5. CARDANO (ADA) MOVING TO WYOMING AS NEW GOVERNOR PRAISES BLOCKCHAIN. Wyoming has positioned itself as unashamedly pro-cryptocurrency over the past year, promulgating bills to support blockchain and crypto-startups. Just this year, the state almost unanimously passed a bill allowing institutions to offer financial services using bitcoin and other blockchain-based assets.

This was despite heavy opposition from the banking industry.

WorldWide

  1. Philippine Securities Regulator Postpones ICO Regulation Release. The Philippine Securities and Exchange Commission (PSEC) is not ready to issue final initial coin offering (ICO) regulation. The legislation was due by the end of 2018, but reports that more time was needed to gather information and study the market before release was the reason for the delay. The draft back in August gave an outline to classify an ICO as securities and exemptions for tokens that sold to less than 20 people in a year. The PSEC Chairperson, Emil Aquino said the technology has its advantages when asked why they did not ban ICOs like China.

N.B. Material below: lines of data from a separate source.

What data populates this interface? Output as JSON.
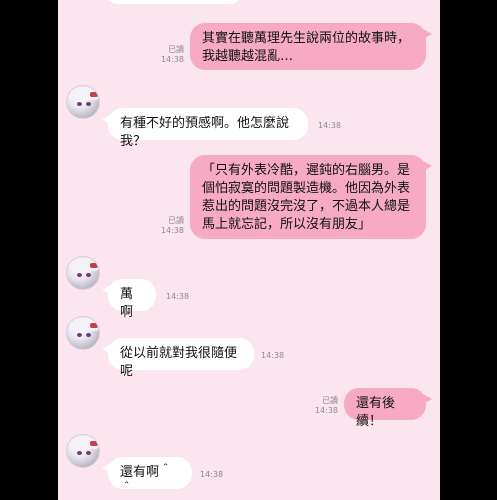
{
  "messages": [
    {
      "side": "out",
      "text": "其實在聽萬理先生說兩位的故事時，我越聽越混亂…",
      "read": "已讀",
      "time": "14:38"
    },
    {
      "side": "in",
      "text": "有種不好的預感啊。他怎麼說我？",
      "time": "14:38"
    },
    {
      "side": "out",
      "text": "「只有外表冷酷，遲鈍的右腦男。是個怕寂寞的問題製造機。他因為外表惹出的問題沒完沒了，不過本人總是馬上就忘記，所以沒有朋友」",
      "read": "已讀",
      "time": "14:38"
    },
    {
      "side": "in",
      "text": "萬啊",
      "time": "14:38"
    },
    {
      "side": "in",
      "text": "從以前就對我很隨便呢",
      "time": "14:38"
    },
    {
      "side": "out",
      "text": "還有後續！",
      "read": "已讀",
      "time": "14:38"
    },
    {
      "side": "in",
      "text": "還有啊＾＾",
      "time": "14:38"
    }
  ],
  "colors": {
    "background": "#fbe5ee",
    "outgoing_bubble": "#f7aac3",
    "incoming_bubble": "#ffffff"
  },
  "icons": {
    "avatar": "white-haired-character-avatar"
  }
}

2. China to Enforce Regulation for Blockchain Companies in February. China’s internet regulator, the Cyberspace Administration of China(CAC) in a detailed document outlined a final draft of regulations concerning cryptocurrency and blockchain companies. The rules will come into effect starting February 19, and provide a set of guidelines that blockchain companies are required to follow.

Ever since the ICO ban in 2017, China’s stance on cryptocurrency and tokens have not been a mystery nor should the overreach in regulations now. Some of the requirements are User Surveillance, Registering Companies with Authorities, Periodic Inspections and of course Censorship.

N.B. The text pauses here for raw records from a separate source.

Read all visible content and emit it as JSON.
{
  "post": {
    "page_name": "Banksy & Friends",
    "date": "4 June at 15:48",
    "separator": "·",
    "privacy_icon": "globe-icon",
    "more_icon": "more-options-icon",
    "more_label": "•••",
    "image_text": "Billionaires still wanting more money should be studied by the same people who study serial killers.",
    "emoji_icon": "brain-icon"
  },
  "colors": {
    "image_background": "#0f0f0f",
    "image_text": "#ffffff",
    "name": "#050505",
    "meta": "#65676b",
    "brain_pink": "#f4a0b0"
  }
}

Businesses operating in China will be required to register their business and each service through a government portal. The regulators will assess the business and let them know if approved. Requirements to post License numbers online as well. They are also required to keep “communication” with regulators and provide relevant information as requested. Finally, Blockchain service providers are required to be equipped with necessary procedures to tackle content and other information that is unintended for the public. Apart from this, providers are required to formulate a set of rules and conventions, convey them to users and make sure they are followed.

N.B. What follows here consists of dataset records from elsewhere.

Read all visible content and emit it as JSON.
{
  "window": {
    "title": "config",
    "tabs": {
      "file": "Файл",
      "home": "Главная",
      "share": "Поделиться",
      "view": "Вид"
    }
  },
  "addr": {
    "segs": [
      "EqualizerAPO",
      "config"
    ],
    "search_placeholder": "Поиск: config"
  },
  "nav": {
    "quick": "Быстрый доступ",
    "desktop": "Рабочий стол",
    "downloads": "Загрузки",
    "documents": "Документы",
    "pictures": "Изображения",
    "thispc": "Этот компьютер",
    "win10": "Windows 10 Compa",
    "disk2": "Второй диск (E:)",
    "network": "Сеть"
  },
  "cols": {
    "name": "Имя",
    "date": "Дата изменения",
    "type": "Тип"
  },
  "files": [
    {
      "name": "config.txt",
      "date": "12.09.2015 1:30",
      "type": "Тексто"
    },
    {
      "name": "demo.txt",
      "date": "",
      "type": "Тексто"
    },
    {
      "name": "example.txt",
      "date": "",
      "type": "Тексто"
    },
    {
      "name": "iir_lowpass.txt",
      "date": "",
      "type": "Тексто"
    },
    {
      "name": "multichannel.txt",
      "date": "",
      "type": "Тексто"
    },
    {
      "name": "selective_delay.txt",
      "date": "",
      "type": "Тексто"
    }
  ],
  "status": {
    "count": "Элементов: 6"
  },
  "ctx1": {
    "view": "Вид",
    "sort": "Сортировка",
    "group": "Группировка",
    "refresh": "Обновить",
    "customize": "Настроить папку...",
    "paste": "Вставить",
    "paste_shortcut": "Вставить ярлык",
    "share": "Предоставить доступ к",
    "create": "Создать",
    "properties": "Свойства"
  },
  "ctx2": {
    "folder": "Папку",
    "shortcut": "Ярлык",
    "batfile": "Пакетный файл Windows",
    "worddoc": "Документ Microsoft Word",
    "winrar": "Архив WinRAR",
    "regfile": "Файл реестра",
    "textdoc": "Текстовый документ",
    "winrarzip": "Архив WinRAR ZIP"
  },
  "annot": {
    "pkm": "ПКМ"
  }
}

3. Crypto Industry Giants Bitmain and Huobi to Layoff Staff. Mining giant Bitmain and major cryptocurrency exchange, Huobi have reportedly confirmed plans to lay off staff amid the 2018 price rout of the crypto markets. Hong Kong English-language newspaper South China Morning Post (SCMP) reported on the layoffs on Dec. 26. Bitmain said:

“A part of building a sustainable business is having to really focus on things that are core to that mission and not things that are auxiliary. As we move into the new year we will continue to double down on hiring the best talent from a diverse range of backgrounds.”

The report also claims that bitmain has let go of its entire team of Bitcoin Cash (BCH) developers.

4. Cryptocurrency traders are obligated to declare their crypto profits, warns Australian Tax Office (ATO). The ATO is warning once again that profits must be reported from cryptocurrency gains. Australia has also asked exchanges to verify user identity and to report any “suspicious” transactions for any reason. The ATO says this is to protect against money laundering and terrorism; many Australians see this as another tax.

5. Russia puts a limit on ICO contributions. The bill will focus on crowdfunding campaigns, which will be limited to $9,000 (around 600,000 Russian rubles) per individual in a single year. The bill is called “On attracting investments using investment platforms”, and it will directly impact Initial Coin Offerings (ICOs) in Russia.